Medley also met with the victim of yet another priest who was long deceased, and arranged counseling at the archdiocese's expense.

Yet the records show no evidence that Medley informed police of what he knew about past abuse allegations against priests, and they show that he shared Kelly's concerns about whether victims would object to new assignments for the priests they were accusing.

During Medley's tenure as personnel director, Kelly's approach echoed that of other bishops.

Kelly assigned some priests with a history of abuse to work in parishes or agencies — without informing parishioners or clients of any risk — within guidelines set by lawyers and therapists consulted by the archdiocese.

For example, some abusive priests were assigned to work only with adults, or to undergo therapy before and during assignments.

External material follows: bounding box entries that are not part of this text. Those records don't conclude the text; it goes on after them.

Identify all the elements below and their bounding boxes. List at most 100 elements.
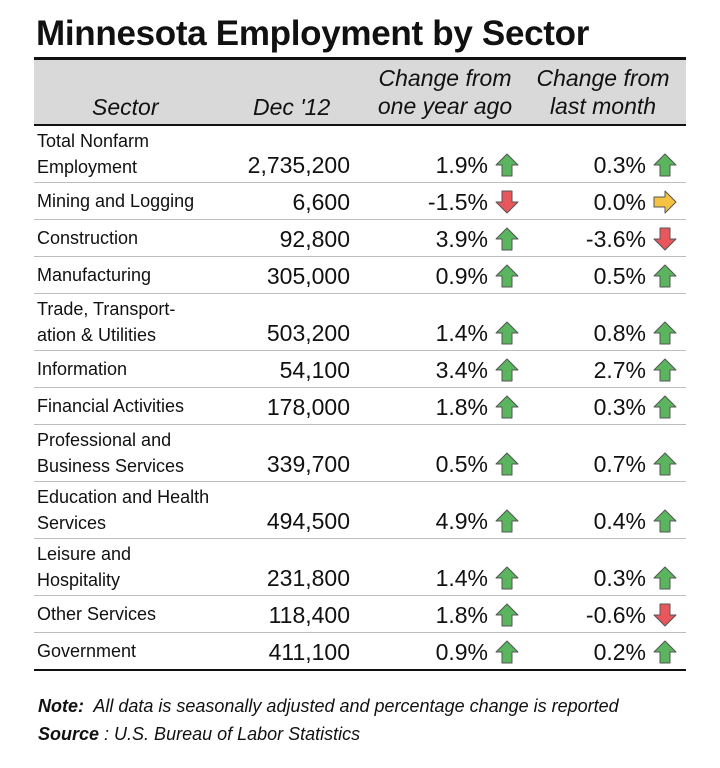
sector-name: Total Nonfarm Employment: [37, 128, 149, 180]
month-change-value: 0.4%: [593, 508, 646, 534]
note-label: Note:: [38, 696, 84, 716]
arrow-up-icon: [495, 227, 519, 251]
arrow-up-icon: [653, 452, 677, 476]
arrow-up-icon: [495, 640, 519, 664]
arrow-up-icon: [495, 509, 519, 533]
year-change-value: 1.8%: [435, 394, 488, 420]
employment-value: 231,800: [266, 565, 350, 591]
year-change-value: 1.8%: [435, 602, 488, 628]
employment-value: 92,800: [279, 226, 350, 252]
sector-name: Mining and Logging: [37, 188, 194, 214]
sector-name: Education and Health Services: [37, 484, 209, 536]
month-change-value: 0.2%: [593, 639, 646, 665]
arrow-up-icon: [495, 395, 519, 419]
header-month-line1: Change from: [536, 65, 670, 91]
sector-name: Trade, Transport-ation & Utilities: [37, 296, 175, 348]
year-change-value: 3.9%: [435, 226, 488, 252]
employment-value: 54,100: [279, 357, 350, 383]
arrow-up-icon: [495, 153, 519, 177]
sector-name-line1: Manufacturing: [37, 265, 152, 285]
arrow-up-icon: [653, 395, 677, 419]
year-change-value: 1.4%: [435, 565, 488, 591]
table-row: Professional and Business Services 339,700…: [34, 425, 686, 482]
sector-name-line1: Professional and: [37, 430, 172, 450]
month-change-value: -3.6%: [585, 226, 646, 252]
sector-name: Professional and Business Services: [37, 427, 184, 479]
arrow-up-icon: [495, 264, 519, 288]
sector-name-line2: Employment: [37, 157, 138, 177]
employment-value: 6,600: [292, 189, 350, 215]
arrow-up-icon: [653, 153, 677, 177]
month-change-value: 0.0%: [593, 189, 646, 215]
header-year-line2: one year ago: [377, 93, 513, 119]
arrow-up-icon: [495, 452, 519, 476]
sector-name-line1: Mining and Logging: [37, 191, 195, 211]
table-row: Education and Health Services 494,500 4.9% 0…: [34, 482, 686, 539]
sector-name: Financial Activities: [37, 393, 184, 419]
arrow-up-icon: [653, 264, 677, 288]
sector-name: Construction: [37, 225, 138, 251]
arrow-flat-icon: [653, 190, 677, 214]
table-row: Financial Activities 178,000 1.8% 0.3%: [34, 388, 686, 425]
year-change-value: -1.5%: [427, 189, 488, 215]
source-text: : U.S. Bureau of Labor Statistics: [104, 724, 361, 744]
month-change-value: 0.5%: [593, 263, 646, 289]
sector-name: Manufacturing: [37, 262, 151, 288]
sector-name-line1: Other Services: [37, 604, 157, 624]
footnotes: Note: All data is seasonally adjusted an…: [38, 692, 619, 748]
sector-name: Government: [37, 638, 136, 664]
month-change-value: -0.6%: [585, 602, 646, 628]
year-change-value: 0.5%: [435, 451, 488, 477]
year-change-value: 4.9%: [435, 508, 488, 534]
arrow-up-icon: [653, 509, 677, 533]
arrow-down-icon: [653, 603, 677, 627]
page-title: Minnesota Employment by Sector: [36, 14, 590, 53]
sector-name-line2: Services: [37, 513, 107, 533]
arrow-up-icon: [495, 566, 519, 590]
year-change-value: 0.9%: [435, 263, 488, 289]
header-year-change: Change from one year ago: [374, 64, 516, 120]
month-change-value: 0.3%: [593, 152, 646, 178]
source-label: Source: [38, 724, 100, 744]
year-change-value: 1.4%: [435, 320, 488, 346]
header-dec-12: Dec '12: [253, 94, 331, 120]
employment-value: 118,400: [268, 602, 350, 628]
arrow-up-icon: [495, 603, 519, 627]
note-text: All data is seasonally adjusted and perc…: [93, 696, 619, 716]
sector-name: Other Services: [37, 601, 156, 627]
sector-name-line1: Total Nonfarm: [37, 131, 150, 151]
sector-name-line1: Information: [37, 359, 128, 379]
sector-name: Information: [37, 356, 127, 382]
year-change-value: 1.9%: [435, 152, 488, 178]
employment-value: 494,500: [266, 508, 350, 534]
employment-value: 178,000: [266, 394, 350, 420]
arrow-up-icon: [653, 566, 677, 590]
arrow-up-icon: [653, 321, 677, 345]
header-month-change: Change from last month: [530, 64, 676, 120]
sector-name-line2: ation & Utilities: [37, 325, 157, 345]
header-sector: Sector: [92, 94, 159, 120]
year-change-value: 3.4%: [435, 357, 488, 383]
month-change-value: 0.7%: [593, 451, 646, 477]
sector-name-line1: Leisure and: [37, 544, 132, 564]
year-change-value: 0.9%: [435, 639, 488, 665]
arrow-up-icon: [653, 640, 677, 664]
table-row: Leisure and Hospitality 231,800 1.4% 0.3%: [34, 539, 686, 596]
sector-name: Leisure and Hospitality: [37, 541, 131, 593]
table-row: Government 411,100 0.9% 0.2%: [34, 633, 686, 671]
employment-value: 339,700: [266, 451, 350, 477]
table-row: Information 54,100 3.4% 2.7%: [34, 351, 686, 388]
table-row: Trade, Transport-ation & Utilities 503,20…: [34, 294, 686, 351]
employment-value: 411,100: [268, 639, 350, 665]
sector-name-line2: Hospitality: [37, 570, 121, 590]
employment-value: 503,200: [266, 320, 350, 346]
arrow-up-icon: [495, 321, 519, 345]
month-change-value: 0.3%: [593, 394, 646, 420]
arrow-up-icon: [495, 358, 519, 382]
month-change-value: 2.7%: [593, 357, 646, 383]
table-top-rule: [34, 57, 686, 60]
table-row: Total Nonfarm Employment 2,735,200 1.9% 0.3%: [34, 126, 686, 183]
table-body: Total Nonfarm Employment 2,735,200 1.9% 0.3%…: [34, 126, 686, 671]
month-change-value: 0.3%: [593, 565, 646, 591]
arrow-up-icon: [653, 358, 677, 382]
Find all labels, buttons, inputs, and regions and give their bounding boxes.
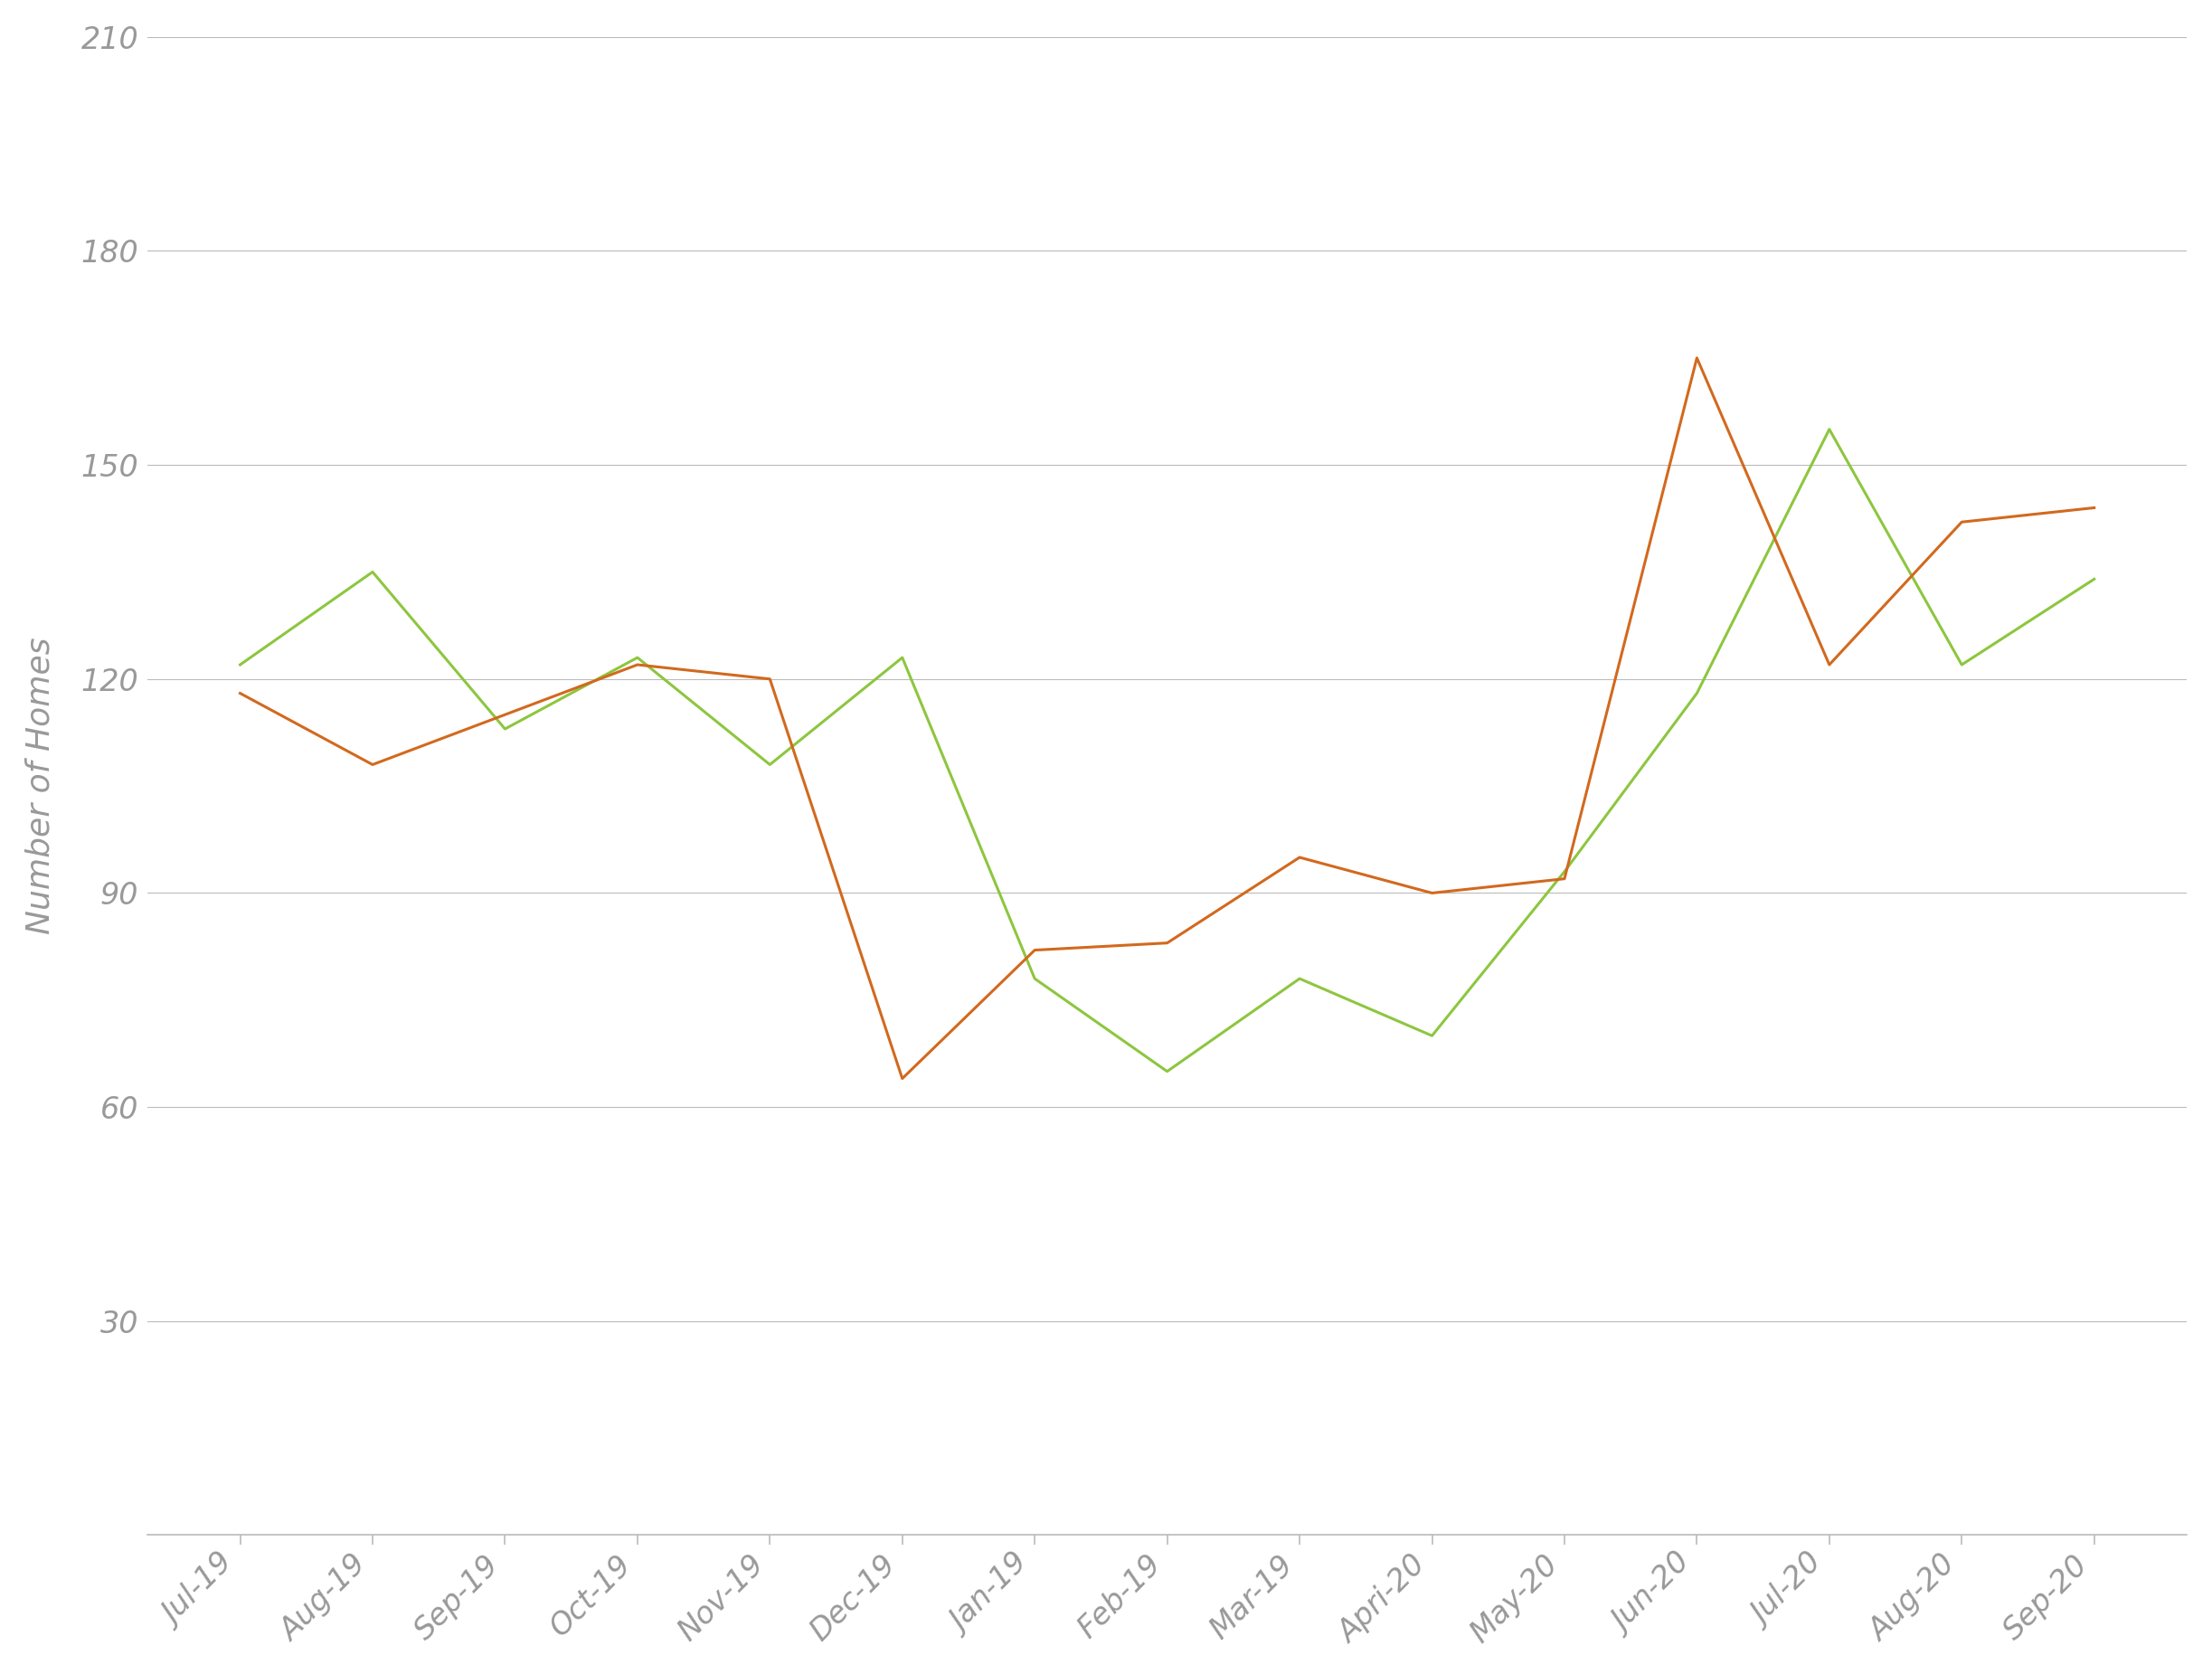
Y-axis label: Number of Homes: Number of Homes	[24, 638, 55, 934]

That policy ended with the eruption of the sexual-abuse scandal in 2002, prompting the bishops to approve the new zero-tolerance charter toward abusers. (Most of the bishops who knowingly reassigned them to new positions, however, remained in office.)

More than 250 people sued the Archdiocese of Louisville over abuse during the previous half-century. The archdiocese ultimately paid nearly $30 million in settlements and other costs, and it released internal documents showing how Kelly, Medley and other church officials had handled abuse cases.

The total cost to American dioceses has topped $2.3 billion, and a later report revealed 4 percent of American priests had been accused of abuse between 1950 and 2002.

Archdiocese: Medley 'not responsible'

The Archdiocese of Louisville issued a written statement Jan. 14, in response to The Courier-Journal's inquiry about Medley, saying he, as personnel director, "was not responsible for dealing with clergy sexual abuse matters."

Asked to elaborate, chancellor and chief administrative officer Brian Reynolds said in an interview that it meant Medley did not have decision-making responsibility. He said Medley's tenure in the early 1990s should be seen in the context of the archdiocese's policies at that time.

"I think the mistakes made in the past won't be repeated," he said. "The Diocese of Owensboro is going to have a bishop that's going to follow the charter."

Reynolds said he didn't know if the Vatican considered Medley's role in handling sexual abuse before appointing him bishop.

The papal nuncio to the United States, Archbishop Pietro Sambi, did not reply to a faxed request for comment.

Kelly said in an interview that he can't remember the specifics of cases dating back two decades, but Medley "was a very astute judge of character" whose advice "would have amounted to a very significant influence."

Medley, the outgoing pastor of St. Bernadette Church in Prospect, said neither he nor Kelly knew the vast extent of sexual abuse by priests at that time. He noted that most plaintiffs had not reported the abuse to the church until the lawsuits began in 2002.

Still, public awareness of clergy sexual abuse was rising in the early 1990s, particularly with revelations of the serial abuse by a Massachusetts priest, James Porter. The archdiocese in 1993 implemented its first formal policies to deal with abuse in 1993.

Medley noted that virtually all of the reported abuse in the Archdiocese of Louisville occurred decades ago, and that improved screening of seminarians and tougher policies on abuse show the matter is "being dealt with in an effective way."